The Moon Jae-in administration avoided the thorny issue of labor and pension reform while Germany became a model example of overcoming serious pension crises through courageous reform. After reunification in 1990, Germany enjoyed a boom. But the period faded starting in 1992 and the economy slowed due to enormous unification costs. In 1993, the German economy contracted.
The recession deepened due to the fiscal deficit caused by infrastructure investments to rebuild East Germany, increased spending on social programs and unemployment during the process of transforming their planned economy into a market economy. Germany was labelled “the sick man of Europe.”
After taking office in 1998, Chancellor Gerhard Schröder of the Social Democratic Party (SDP) started labor market reform through a consultative body between employees and employers. But failure to reach an agreement due to two radical differences worsened the situation. Germany recorded negative growth once again in 2003, resulting in 4.38 million jobless people. Schröder detrmined that the existing labor market, social security and industrial policies could not end the crisis without economic support.
Its rigid labor market and social security system that protected workers also prevented employers from laying off and hiring. Furthermore, the economy weakened further amid fast aging, globalization and the rapid integration of the European Union. In order to remove the fundamental causes of the economic crisis and create a business-friendly environment, Schröder pushed forward the reforms of the labor market and social security system. During the process, the labor community and the business community passively participated.
The reform included business-friendly measures to increase flexibility in the labor market, deregulate and reform the social security system and reduce social security payouts. For instance, the government shortened the period for unemployment benefits, bolstered the efforts of the jobless to find jobs, and cut pensions to stabilize the pension fund. Schröder faced fierce resistance from opposition parties, labor unions and the SDP, but he risked his political life and pushed the major reforms forward.
German companies were able to restore their competitiveness in the global market, and the reforms contributed to reducing unemployment by increasing experts and creating jobs. They offered the opportunity for a German economic leap. But Schröder lost the election in 2005 because traditional supporters, including unions, turned against him and the SDP suffered a split.
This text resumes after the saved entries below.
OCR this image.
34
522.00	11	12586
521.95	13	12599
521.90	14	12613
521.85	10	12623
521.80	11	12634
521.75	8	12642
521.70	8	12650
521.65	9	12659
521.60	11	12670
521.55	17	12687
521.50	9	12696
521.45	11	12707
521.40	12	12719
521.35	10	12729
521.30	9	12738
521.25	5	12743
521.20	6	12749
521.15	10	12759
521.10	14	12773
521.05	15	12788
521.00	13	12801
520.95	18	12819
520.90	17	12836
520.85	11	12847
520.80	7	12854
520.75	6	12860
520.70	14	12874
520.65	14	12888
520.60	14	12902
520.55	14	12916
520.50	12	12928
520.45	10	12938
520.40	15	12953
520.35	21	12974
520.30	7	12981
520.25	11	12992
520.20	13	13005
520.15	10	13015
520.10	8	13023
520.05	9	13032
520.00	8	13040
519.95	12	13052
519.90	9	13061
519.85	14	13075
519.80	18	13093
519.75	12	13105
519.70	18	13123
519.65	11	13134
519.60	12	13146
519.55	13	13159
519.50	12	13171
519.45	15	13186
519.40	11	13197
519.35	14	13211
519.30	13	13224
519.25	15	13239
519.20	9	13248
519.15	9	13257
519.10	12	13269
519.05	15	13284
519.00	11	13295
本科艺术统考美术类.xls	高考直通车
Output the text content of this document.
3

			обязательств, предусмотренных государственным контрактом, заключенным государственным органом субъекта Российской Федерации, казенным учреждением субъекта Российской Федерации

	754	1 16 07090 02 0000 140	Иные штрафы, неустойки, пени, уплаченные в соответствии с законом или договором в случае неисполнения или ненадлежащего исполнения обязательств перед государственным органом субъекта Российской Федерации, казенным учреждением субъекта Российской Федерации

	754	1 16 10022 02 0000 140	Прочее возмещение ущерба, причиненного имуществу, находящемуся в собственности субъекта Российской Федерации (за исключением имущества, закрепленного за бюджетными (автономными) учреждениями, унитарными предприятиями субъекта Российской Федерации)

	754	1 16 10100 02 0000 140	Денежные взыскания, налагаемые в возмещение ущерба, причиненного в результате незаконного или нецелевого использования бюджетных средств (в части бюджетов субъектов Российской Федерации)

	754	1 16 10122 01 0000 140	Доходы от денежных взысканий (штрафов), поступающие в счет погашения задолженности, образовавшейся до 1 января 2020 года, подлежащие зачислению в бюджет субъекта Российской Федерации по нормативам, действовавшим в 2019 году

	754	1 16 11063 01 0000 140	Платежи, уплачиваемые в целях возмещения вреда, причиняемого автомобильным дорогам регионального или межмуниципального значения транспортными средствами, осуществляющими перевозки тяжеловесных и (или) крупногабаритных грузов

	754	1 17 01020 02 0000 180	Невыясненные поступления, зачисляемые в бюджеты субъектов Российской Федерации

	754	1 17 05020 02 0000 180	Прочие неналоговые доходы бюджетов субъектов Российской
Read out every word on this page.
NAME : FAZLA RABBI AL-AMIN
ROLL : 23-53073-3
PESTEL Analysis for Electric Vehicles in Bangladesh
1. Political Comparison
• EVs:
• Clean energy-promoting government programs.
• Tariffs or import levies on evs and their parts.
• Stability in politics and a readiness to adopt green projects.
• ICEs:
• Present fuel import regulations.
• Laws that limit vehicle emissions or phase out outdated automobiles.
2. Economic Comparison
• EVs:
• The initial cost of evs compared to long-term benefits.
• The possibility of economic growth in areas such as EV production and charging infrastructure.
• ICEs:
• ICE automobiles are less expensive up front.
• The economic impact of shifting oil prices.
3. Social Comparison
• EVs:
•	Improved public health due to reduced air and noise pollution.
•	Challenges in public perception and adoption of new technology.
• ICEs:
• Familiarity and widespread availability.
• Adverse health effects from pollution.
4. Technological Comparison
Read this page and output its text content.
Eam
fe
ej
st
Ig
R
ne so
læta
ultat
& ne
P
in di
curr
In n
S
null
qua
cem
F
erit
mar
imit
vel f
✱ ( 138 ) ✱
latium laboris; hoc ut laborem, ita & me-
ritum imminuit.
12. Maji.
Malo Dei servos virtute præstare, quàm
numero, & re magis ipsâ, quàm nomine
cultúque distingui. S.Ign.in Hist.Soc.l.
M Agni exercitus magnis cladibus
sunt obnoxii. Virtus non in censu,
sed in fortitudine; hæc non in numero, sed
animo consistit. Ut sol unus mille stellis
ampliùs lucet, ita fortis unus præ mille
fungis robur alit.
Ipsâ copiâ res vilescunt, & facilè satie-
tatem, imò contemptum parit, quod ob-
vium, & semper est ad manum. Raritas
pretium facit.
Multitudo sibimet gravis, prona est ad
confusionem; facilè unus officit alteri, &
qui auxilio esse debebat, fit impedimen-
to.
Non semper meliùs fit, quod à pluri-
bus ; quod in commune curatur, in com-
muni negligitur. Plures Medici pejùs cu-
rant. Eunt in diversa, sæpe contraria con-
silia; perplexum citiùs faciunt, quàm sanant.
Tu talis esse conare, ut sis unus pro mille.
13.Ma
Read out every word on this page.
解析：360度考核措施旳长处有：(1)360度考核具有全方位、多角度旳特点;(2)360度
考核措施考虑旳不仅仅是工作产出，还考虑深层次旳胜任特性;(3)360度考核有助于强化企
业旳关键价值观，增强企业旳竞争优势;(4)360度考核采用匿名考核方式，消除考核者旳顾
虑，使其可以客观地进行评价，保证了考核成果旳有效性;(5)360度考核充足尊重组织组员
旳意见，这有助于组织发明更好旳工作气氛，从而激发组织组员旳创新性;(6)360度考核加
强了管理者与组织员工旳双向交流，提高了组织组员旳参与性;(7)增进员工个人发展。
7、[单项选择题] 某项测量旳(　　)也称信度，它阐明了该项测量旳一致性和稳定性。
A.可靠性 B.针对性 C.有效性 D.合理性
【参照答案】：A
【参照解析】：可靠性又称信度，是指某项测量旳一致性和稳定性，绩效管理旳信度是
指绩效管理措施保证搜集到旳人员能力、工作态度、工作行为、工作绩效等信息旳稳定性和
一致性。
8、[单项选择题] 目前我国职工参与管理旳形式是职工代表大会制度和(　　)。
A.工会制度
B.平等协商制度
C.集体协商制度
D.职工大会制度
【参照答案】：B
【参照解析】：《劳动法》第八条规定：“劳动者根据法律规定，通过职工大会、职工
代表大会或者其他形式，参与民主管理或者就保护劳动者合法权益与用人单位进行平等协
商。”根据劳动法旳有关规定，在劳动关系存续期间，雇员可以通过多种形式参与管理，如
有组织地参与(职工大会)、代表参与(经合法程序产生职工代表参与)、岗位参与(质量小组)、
Chancellor Angela Merkel from the conservative Christian Democratic Union (CDU) successfully completed Schröder’s reforms. In her inauguration speech in November 2005, Merkel expressed her appreciation for Schröder who pushed reform measures for the country. The case of Germany shows that it is crucial for politicians to value national interest over political interests, lead a government-initiated economic reform, and succeed the outgoing administration’s appropriate policies to maintain consistency.
At a meeting to discuss the philosophy of the Moon administration in May 2017, I presented the model examples of Germany before heads of state-run research institutions. At that event, I stressed it is crucial to select good policies of the predecessor and maintain consistency. A senior presidential official surprised me by saying, “If there is any good policy from the Park Geun-hye administration, let me know later.” I was shocked to see the stereotype and obstinacy to reject all policies of the previous administration.
The new Yoon Suk-yeol administration must immediately begin the delayed labor and pension reforms abandoned by his predecessor. At the same time, it must inherit useful policies from the Moon administration for the sake of national interest, and put aside partisan gains.
Translation by the Korea JoongAng Daily staff.